Nei giorni scorsi, all’interno della Rems (Residenza per l’Esecuzione delle Misure di Sicurezza) di Empoli, si è verificato un nuovo episodio di aggressione ai danni del personale infermieristico. Non si registrano fortunatamente feriti.
Secondo la denuncia del sindacato NurSind, un paziente avrebbe danneggiato una sedia, spezzandone le gambe, per poi tentare di colpire gli operatori presenti, compresi gli infermieri in servizio. L’episodio è stato gestito grazie all’intervento delle forze dell’ordine, allertate dal personale sanitario.
Il quadro descritto dal sindacato è quello di una tensione crescente. In particolare, viene segnalato che "da circa un mese la situazione è particolarmente tesa, si spiega dal sindacato, perché ci sono state aggressioni quasi quotidiane da parte di alcuni pazienti nei confronti degli operatori".
Tra gli episodi richiamati figura anche quanto accaduto il 19 maggio, quando un infermiere sarebbe stato colpito al volto e successivamente trasportato al pronto soccorso per le cure necessarie.
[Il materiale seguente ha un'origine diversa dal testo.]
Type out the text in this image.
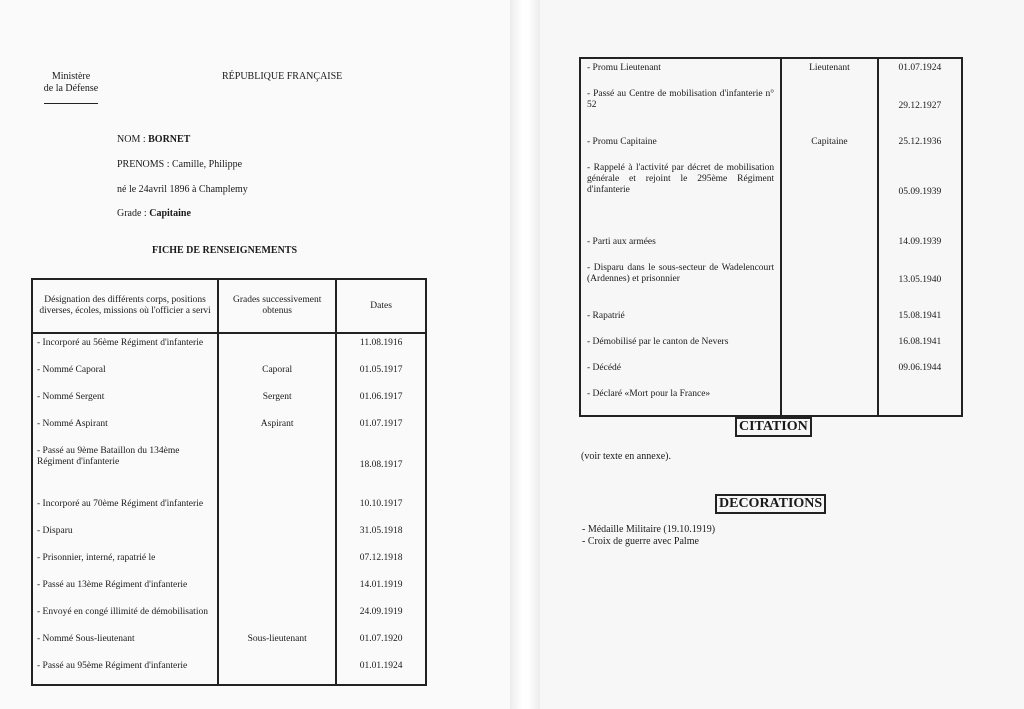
Ministère
de la Défense
RÉPUBLIQUE FRANÇAISE
NOM : BORNET
PRENOMS : Camille, Philippe
né le 24avril 1896 à Champlemy
Grade : Capitaine
FICHE DE RENSEIGNEMENTS
Désignation des différents corps, positions diverses, écoles, missions où l'officier a servi	Grades successivement obtenus	Dates
- Incorporé au 56ème Régiment d'infanterie		11.08.1916
- Nommé Caporal	Caporal	01.05.1917
- Nommé Sergent	Sergent	01.06.1917
- Nommé Aspirant	Aspirant	01.07.1917
- Passé au 9ème Bataillon du 134ème Régiment d'infanterie		18.08.1917
- Incorporé au 70ème Régiment d'infanterie		10.10.1917
- Disparu		31.05.1918
- Prisonnier, interné, rapatrié le		07.12.1918
- Passé au 13ème Régiment d'infanterie		14.01.1919
- Envoyé en congé illimité de démobilisation		24.09.1919
- Nommé Sous-lieutenant	Sous-lieutenant	01.07.1920
- Passé au 95ème Régiment d'infanterie		01.01.1924

- Promu Lieutenant	Lieutenant	01.07.1924
- Passé au Centre de mobilisation d'infanterie n° 52		29.12.1927
- Promu Capitaine	Capitaine	25.12.1936
- Rappelé à l'activité par décret de mobilisation générale et rejoint le 295ème Régiment d'infanterie		05.09.1939
- Parti aux armées		14.09.1939
- Disparu dans le sous-secteur de Wadelencourt (Ardennes) et prisonnier		13.05.1940
- Rapatrié		15.08.1941
- Démobilisé par le canton de Nevers		16.08.1941
- Décédé		09.06.1944
- Déclaré «Mort pour la France»		

CITATION
(voir texte en annexe).
DECORATIONS
- Médaille Militaire (19.10.1919)
- Croix de guerre avec Palme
Il segretario della segreteria empolese del NurSind, Gianni Piccini, ha dichiarato: "Ci troviamo davanti a una situazione molto difficile: gli infermieri vanno al lavoro impauriti per il rischio di subire aggressioni e la riprova è che negli ultimi mesi molti colleghi hanno fatto domanda di trasferimento per essere spostati dalla Rems".
Sul piano regionale è intervenuto anche il segretario Giampaolo Giannoni, che ha sottolineato: "La questione aggressioni per noi resta sempre e comunque prioritaria e per questo motivo chiediamo urgentemente un tavolo con la Prefettura e l’Asl Toscana Centro per cercare di trovare una soluzione ai problemi che abbiamo segnalato e che continuano a verificarsi con sempre più frequenza. Poi dobbiamo comunque segnalare un problema di tipo normativo che riguarda l’invio in Rems di chiunque sia paziente psichiatrico autore di reato, a prescindere dalla pericolosità e dall’indole più o meno violenta dei pazienti. Senza dimenticare il disagio degli operatori e degli infermieri che lavorano alla Rems, dove non è prevista la presenza di forze dell’ordine, esposti a continue violenze".